Portfolio
Worked examples of the kind of methodological thinking I bring to client engagements.
The pieces below are end-to-end analyses I’ve written publicly. Each project notebook holds the executable code, data, and figures; the methodological decisions each one turns on are taught in the Handbook, linked from each project below.
The portfolio is organized by methodological surface rather than topic. The skills listed on each card are the kinds of decisions a client would hire me to help with.
Population epidemiology and prediction modeling
Cardiometabolic risk in NHANES 2015–2018. A polyglot R + Python analysis of metabolic-syndrome prevalence and risk in US adults, using NHANES 2015–2018, multiple imputation, design-aware logistic regression, gradient-boosted classification with SHAP, and a Pooled Cohort Equations head-to-head comparator.
Skills demonstrated. Survey-weighted analysis with complex sample design; multiple imputation by chained equations (MICE) with Rubin’s-rules pooling; calibration over discrimination for clinical portability; head-to-head model comparison with structural-overlap diagnostics; equity-of-measurement framing for case-definition choice; documentation of distributional diagnostics as infrastructure for downstream modelers.
Project notebook → · Methods in the Handbook: populations & sample size, sensitivity & robustness
Real-world data and outlier detection at scale
Outlier detection in Medicaid provider spending. A laptop-scale analysis of the HHS Medicaid Provider Spending file (11 GB CSV) using DuckDB streaming aggregation, MAD-based robust z-scores with BH-FDR multiplicity control, an isolation-forest second opinion, and a county-level interactive cost atlas across all 12 HCPCS spending categories.
Skills demonstrated. Robust statistics on heavy-tailed data; Benjamini-Hochberg FDR control with explicit calibration caveats (mis-specified null, pre-filtered families); isolation-forest unsupervised anomaly detection with collinearity diagnostics; peer-group construction as the load-bearing methodological choice; ontology-aware claims-data analysis (HCPCS vs ICD); spatial concentration measurement (Gini, top-N share); data-engineering pipeline completeness audits.
Project notebook → · Methods in the Handbook: sensitivity & robustness, Monte Carlo simulation
Clinical-trial data standards
CDISC SDTM/ADaM pilot. A pilot implementation working with CDISC clinical-trial data standards, including SDTM (Study Data Tabulation Model) domain mappings and ADaM (Analysis Data Model) analysis-ready datasets.
Skills demonstrated. Clinical-trial data architecture; CDISC SDTM and ADaM conventions; regulatory data preparation for FDA submissions; SAP-style methods writing oriented to clinical-trial reporting.

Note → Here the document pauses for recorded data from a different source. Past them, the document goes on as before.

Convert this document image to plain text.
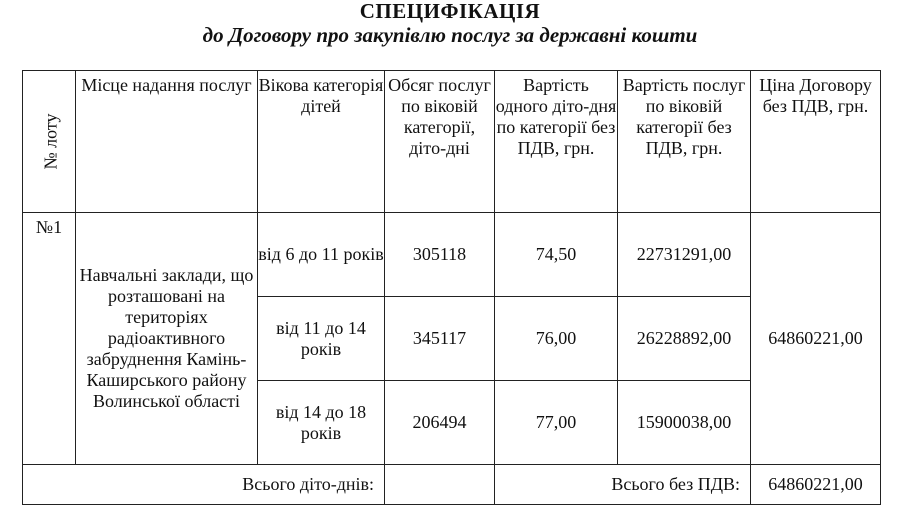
СПЕЦИФІКАЦІЯ
до Договору про закупівлю послуг за державні кошти
№ лоту	Місце надання послуг	Вікова категорія дітей	Обсяг послуг по віковій категорії, дітo-дні	Вартість одного діто-дня по категорії без ПДВ, грн.	Вартість послуг по віковій категорії без ПДВ, грн.	Ціна Договору без ПДВ, грн.
№1	Навчальні заклади, що розташовані на територіях радіоактивного забруднення Камінь-Каширського району Волинської області	від 6 до 11 років	305118	74,50	22731291,00	64860221,00
		від 11 до 14 років	345117	76,00	26228892,00	
		від 14 до 18 років	206494	77,00	15900038,00	
Всього діто-днів:				Всього без ПДВ:		64860221,00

Project notebook → · Methods in the Handbook: from research question to study design
Causal inference and policy evaluation
The $35 insulin cap in Medicare Part D. A difference-in-differences evaluation of the Inflation Reduction Act’s Section 11406 out-of-pocket cap on insulin, using six annual releases of the CMS Medicare Part D Prescribers public-use file. Two-way fixed-effects DiD with non-insulin antihyperglycemics as the control group, an event-study to test parallel pre-trends, placebo and leave-one-out robustness, a prescriber-FE specification on the larger panel, and heterogeneity stratified by prescriber specialty.
Skills demonstrated. Difference-in-differences design with simultaneous treatment; two-way fixed-effects estimation and the conditions under which it is unbiased (versus the staggered-adoption literature); parallel-trends defense via event-study and F-test on leads; placebo testing as a design-defense move; control-group composition sensitivity (dropping GLP-1 RAs to absorb concurrent demand shocks); fixed-effects specification choices and how they change the identifying question; heterogeneity analysis by clinical subgroup; cluster-robust inference at the drug level.
Project notebook → · Methods in the Handbook: causal inference toolkit, sensitivity & robustness
Methodology frameworks
A separate strand of work develops methodological frameworks at the boundary of evidence synthesis and clinical AI evaluation. These are public drafts intended to be redlined.
Risk-of-bias appraisal for AI training corpora (v0.1). Adapting Cochrane RoB 2 / ROBINS-I logic to the text an LLM was actually trained on. Six bias domains with inline signaling questions and a stylized worked example end-to-end.
Additional frameworks (GRADE for AI-synthesized claims, PRISMA-style reporting checklist for clinical AI as evidence synthesizer) are in progress and will publish as v0.1 drafts when ready.